Chroniques

Loi antiterrorisme : sécurité ou restriction de libertés ?

Par Ozan Akuyrek.

A l’heure où le Conseil de l’ordre des avocats de Paris a saisi la Cour européenne des droits de l’Homme (CEDH) pour étudier les atteintes au secret professionnel par loi sur le renseignement récemment adoptée en France, il nous semble nécessaire de revenir sur ce texte hautement controversé.

Comme l’a déclaré le bâtonnier de Paris, mon confrère Me Pierre-Olivier Sûr, cette loi est un danger pour nos libertés pour deux « principales » raisons : « en faisant croire qu’il s’agit de protéger la nation contre le terrorisme, alors que son spectre est infiniment plus large » et « en garantissant son contrôle par un juge alors que le seul juge des libertés est le juge judiciaire et qu’en l’espèce, c’est le juge administratif qui a été choisi. Non pas le tribunal administratif, ou la cour d’appel, mais le Conseil d’État dont la saisine apparait inaccessible, y compris aux professionnels du droit ».  En d’autres termes, le hochet sécuritaire a encore une fois été agité pour restreindre nos libertés.

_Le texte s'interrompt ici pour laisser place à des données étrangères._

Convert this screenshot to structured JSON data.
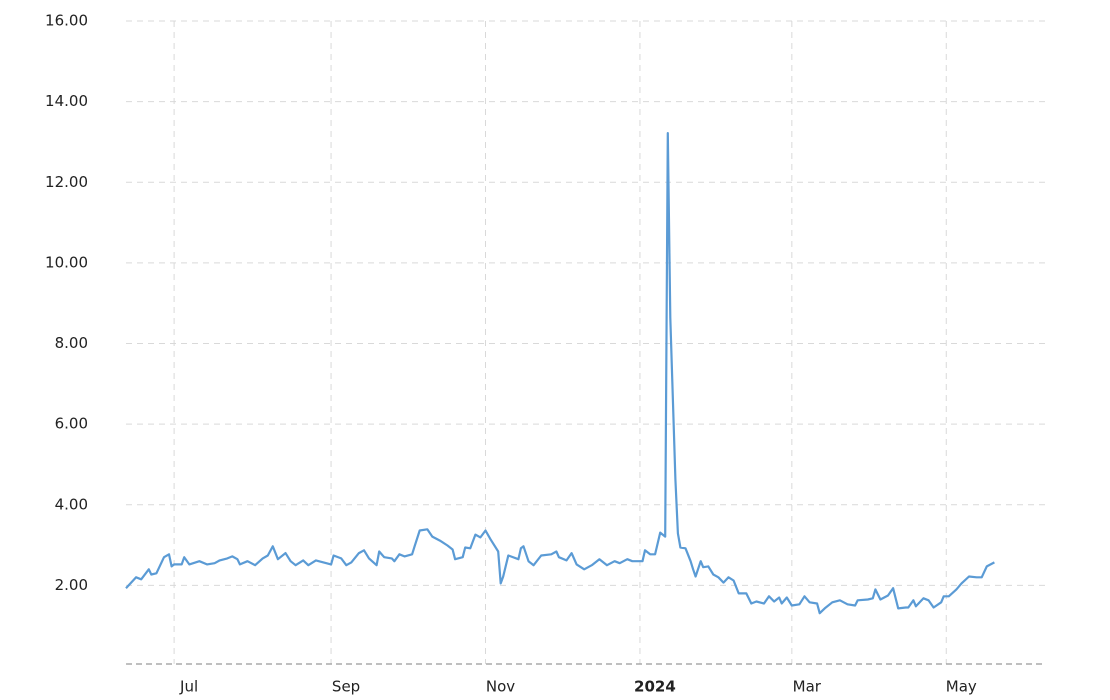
{
  "chart_data": {
    "type": "line",
    "color": "#5b9bd5",
    "grid": true,
    "ylim": [
      0,
      16
    ],
    "yticks": [
      {
        "value": 2,
        "label": "2.00"
      },
      {
        "value": 4,
        "label": "4.00"
      },
      {
        "value": 6,
        "label": "6.00"
      },
      {
        "value": 8,
        "label": "8.00"
      },
      {
        "value": 10,
        "label": "10.00"
      },
      {
        "value": 12,
        "label": "12.00"
      },
      {
        "value": 14,
        "label": "14.00"
      },
      {
        "value": 16,
        "label": "16.00"
      }
    ],
    "xlim": [
      0,
      363
    ],
    "xticks": [
      {
        "value": 19,
        "label": "Jul"
      },
      {
        "value": 81,
        "label": "Sep"
      },
      {
        "value": 142,
        "label": "Nov"
      },
      {
        "value": 203,
        "label": "2024"
      },
      {
        "value": 263,
        "label": "Mar"
      },
      {
        "value": 324,
        "label": "May"
      }
    ],
    "x": [
      0,
      4,
      6,
      9,
      10,
      12,
      15,
      17,
      18,
      19,
      22,
      23,
      25,
      29,
      32,
      35,
      37,
      40,
      42,
      44,
      45,
      48,
      51,
      54,
      56,
      58,
      60,
      63,
      65,
      67,
      70,
      72,
      75,
      78,
      81,
      82,
      85,
      87,
      89,
      92,
      94,
      96,
      99,
      100,
      102,
      105,
      106,
      108,
      110,
      113,
      114,
      116,
      119,
      121,
      124,
      127,
      129,
      130,
      133,
      134,
      136,
      138,
      140,
      142,
      144,
      147,
      148,
      149,
      151,
      155,
      156,
      157,
      159,
      161,
      164,
      168,
      170,
      171,
      174,
      176,
      178,
      181,
      184,
      187,
      190,
      193,
      195,
      198,
      200,
      204,
      205,
      207,
      209,
      211,
      213,
      214,
      215,
      217,
      218,
      219,
      221,
      223,
      224,
      225,
      227,
      228,
      230,
      232,
      234,
      236,
      238,
      240,
      242,
      245,
      247,
      249,
      252,
      254,
      256,
      258,
      259,
      261,
      263,
      266,
      268,
      270,
      273,
      274,
      276,
      279,
      282,
      285,
      288,
      289,
      293,
      295,
      296,
      298,
      301,
      303,
      305,
      308,
      309,
      311,
      312,
      315,
      317,
      319,
      322,
      323,
      325,
      328,
      330,
      333,
      336,
      338,
      340,
      343
    ],
    "values": [
      1.93,
      2.2,
      2.15,
      2.4,
      2.27,
      2.3,
      2.7,
      2.77,
      2.47,
      2.52,
      2.52,
      2.7,
      2.52,
      2.6,
      2.52,
      2.55,
      2.62,
      2.67,
      2.72,
      2.65,
      2.52,
      2.6,
      2.5,
      2.67,
      2.74,
      2.97,
      2.65,
      2.8,
      2.6,
      2.5,
      2.62,
      2.5,
      2.62,
      2.57,
      2.52,
      2.74,
      2.67,
      2.5,
      2.57,
      2.8,
      2.87,
      2.67,
      2.5,
      2.84,
      2.7,
      2.67,
      2.6,
      2.77,
      2.72,
      2.77,
      2.97,
      3.36,
      3.39,
      3.21,
      3.11,
      2.99,
      2.89,
      2.65,
      2.7,
      2.94,
      2.92,
      3.26,
      3.19,
      3.36,
      3.14,
      2.84,
      2.05,
      2.22,
      2.74,
      2.65,
      2.92,
      2.97,
      2.6,
      2.5,
      2.74,
      2.77,
      2.84,
      2.7,
      2.62,
      2.8,
      2.52,
      2.4,
      2.5,
      2.65,
      2.5,
      2.6,
      2.55,
      2.65,
      2.6,
      2.6,
      2.87,
      2.77,
      2.77,
      3.31,
      3.21,
      13.22,
      8.64,
      4.63,
      3.29,
      2.94,
      2.92,
      2.6,
      2.4,
      2.22,
      2.6,
      2.45,
      2.47,
      2.27,
      2.2,
      2.07,
      2.2,
      2.12,
      1.8,
      1.8,
      1.55,
      1.6,
      1.55,
      1.73,
      1.6,
      1.7,
      1.55,
      1.7,
      1.5,
      1.53,
      1.73,
      1.58,
      1.55,
      1.31,
      1.43,
      1.58,
      1.63,
      1.53,
      1.5,
      1.63,
      1.65,
      1.68,
      1.9,
      1.65,
      1.75,
      1.93,
      1.43,
      1.45,
      1.45,
      1.63,
      1.48,
      1.68,
      1.63,
      1.45,
      1.58,
      1.73,
      1.73,
      1.9,
      2.05,
      2.22,
      2.2,
      2.2,
      2.47,
      2.57
    ]
  }
}
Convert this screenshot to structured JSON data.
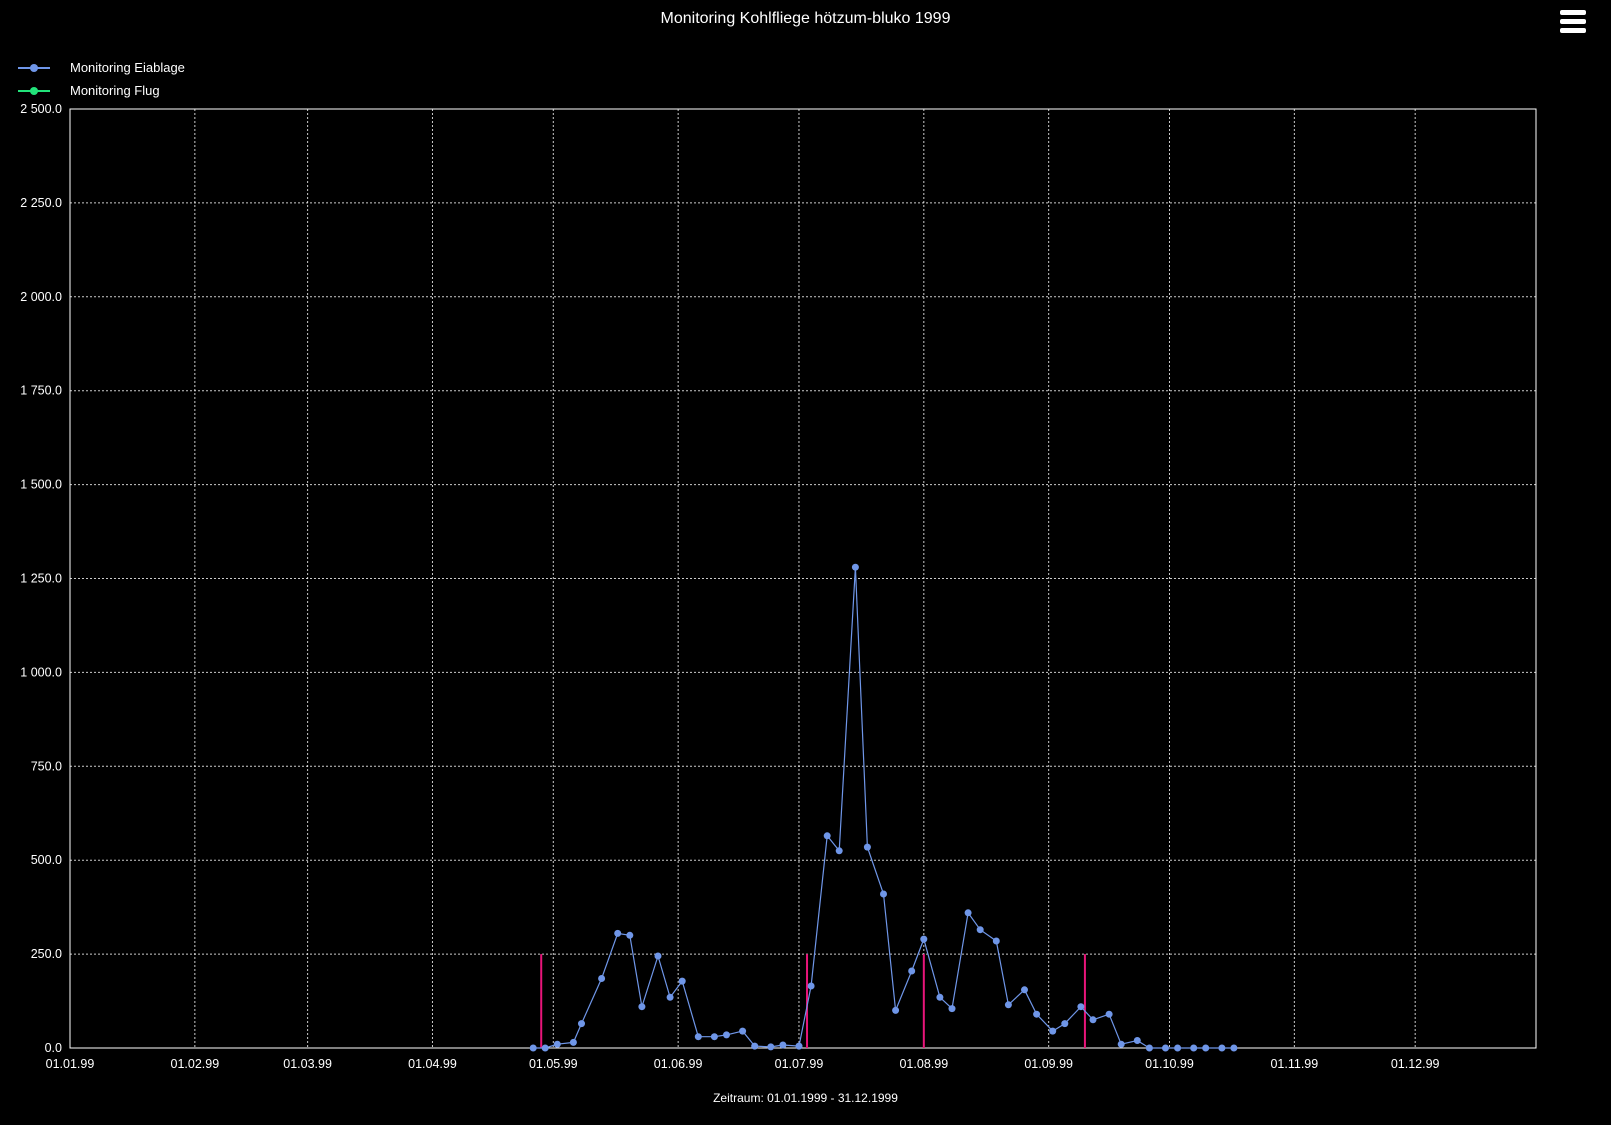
{
  "header": {
    "title": "Monitoring Kohlfliege hötzum-bluko 1999",
    "menu_icon": "hamburger-icon"
  },
  "chart_data": {
    "type": "line",
    "title": "Monitoring Kohlfliege hötzum-bluko 1999",
    "xlabel": "Zeitraum: 01.01.1999 - 31.12.1999",
    "ylabel": "",
    "xlim": [
      "1999-01-01",
      "1999-12-31"
    ],
    "ylim": [
      0,
      2500
    ],
    "grid": true,
    "legend_position": "top-left",
    "x_ticks": [
      "01.01.99",
      "01.02.99",
      "01.03.99",
      "01.04.99",
      "01.05.99",
      "01.06.99",
      "01.07.99",
      "01.08.99",
      "01.09.99",
      "01.10.99",
      "01.11.99",
      "01.12.99"
    ],
    "y_ticks": [
      "0.0",
      "250.0",
      "500.0",
      "750.0",
      "1 000.0",
      "1 250.0",
      "1 500.0",
      "1 750.0",
      "2 000.0",
      "2 250.0",
      "2 500.0"
    ],
    "y_tick_values": [
      0,
      250,
      500,
      750,
      1000,
      1250,
      1500,
      1750,
      2000,
      2250,
      2500
    ],
    "series": [
      {
        "name": "Monitoring Eiablage",
        "color": "#6f96e8",
        "points": [
          [
            "1999-04-26",
            0
          ],
          [
            "1999-04-29",
            0
          ],
          [
            "1999-05-02",
            10
          ],
          [
            "1999-05-06",
            15
          ],
          [
            "1999-05-08",
            65
          ],
          [
            "1999-05-13",
            185
          ],
          [
            "1999-05-17",
            305
          ],
          [
            "1999-05-20",
            300
          ],
          [
            "1999-05-23",
            110
          ],
          [
            "1999-05-27",
            245
          ],
          [
            "1999-05-30",
            135
          ],
          [
            "1999-06-02",
            178
          ],
          [
            "1999-06-06",
            30
          ],
          [
            "1999-06-10",
            30
          ],
          [
            "1999-06-13",
            35
          ],
          [
            "1999-06-17",
            45
          ],
          [
            "1999-06-20",
            5
          ],
          [
            "1999-06-24",
            3
          ],
          [
            "1999-06-27",
            8
          ],
          [
            "1999-07-01",
            5
          ],
          [
            "1999-07-04",
            165
          ],
          [
            "1999-07-08",
            565
          ],
          [
            "1999-07-11",
            525
          ],
          [
            "1999-07-15",
            1280
          ],
          [
            "1999-07-18",
            535
          ],
          [
            "1999-07-22",
            410
          ],
          [
            "1999-07-25",
            100
          ],
          [
            "1999-07-29",
            205
          ],
          [
            "1999-08-01",
            290
          ],
          [
            "1999-08-05",
            135
          ],
          [
            "1999-08-08",
            105
          ],
          [
            "1999-08-12",
            360
          ],
          [
            "1999-08-15",
            315
          ],
          [
            "1999-08-19",
            285
          ],
          [
            "1999-08-22",
            115
          ],
          [
            "1999-08-26",
            155
          ],
          [
            "1999-08-29",
            90
          ],
          [
            "1999-09-02",
            45
          ],
          [
            "1999-09-05",
            65
          ],
          [
            "1999-09-09",
            110
          ],
          [
            "1999-09-12",
            75
          ],
          [
            "1999-09-16",
            90
          ],
          [
            "1999-09-19",
            10
          ],
          [
            "1999-09-23",
            20
          ],
          [
            "1999-09-26",
            0
          ],
          [
            "1999-09-30",
            0
          ],
          [
            "1999-10-03",
            0
          ],
          [
            "1999-10-07",
            0
          ],
          [
            "1999-10-10",
            0
          ],
          [
            "1999-10-14",
            0
          ],
          [
            "1999-10-17",
            0
          ]
        ]
      },
      {
        "name": "Monitoring Flug",
        "color": "#22e37a",
        "points": []
      }
    ],
    "markers": {
      "color": "#e8157a",
      "dates": [
        "1999-04-28",
        "1999-07-03",
        "1999-08-01",
        "1999-09-10"
      ],
      "height_value": 250
    }
  }
}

En effet, avec un objectif sécuritaire, à savoir la lutte contre le terrorisme, le législateur a voulu laisser aux services de renseignement une large autonomie dans leur activité. La démarche textuelle qui a ainsi été choisie est celle de définir le champ des activités de renseignement à travers les finalités poursuivies. Mais force est de constater que cette définition est particulièrement large : l’article 811-3 du code de la sécurité intérieure comprend le renseignement, la défense, la sécurité, les intérêts économiques, industriels et scientifiques majeurs, la prévention du terrorisme, l’atteinte à la forme républicaine des institutions, sans oublier la criminalité organisée et la prolifération des armes de destruction massive. On constate ainsi que le texte n’est d’évidence pas seulement « antiterroriste ».

Quant aux données accessibles aux services de renseignement par cette loi, celles-ci sont aussi largement définies, jusqu’à englober finalement toutes les données échangées par les utilisateurs connectés et toutes celles susceptibles de les identifier ou de les repérer. Le support utilisé quant à lui importe peu.

Sur l’accessibilité aux données personnelles, on a pu espérer que ce serait au juge judiciaire d’autoriser ou contrôler leurs accès. Il en est exclu. C’est au Premier ministre de donner l’autorisation de collecte des données personnelles et la Commission Nationale de Contrôle des Techniques de Renseignement (CNTR), autorité administrative composée de magistrats, spécialement créée par la loi, ne peut qu’émettre des recommandations sur cette autorisation ministérielle.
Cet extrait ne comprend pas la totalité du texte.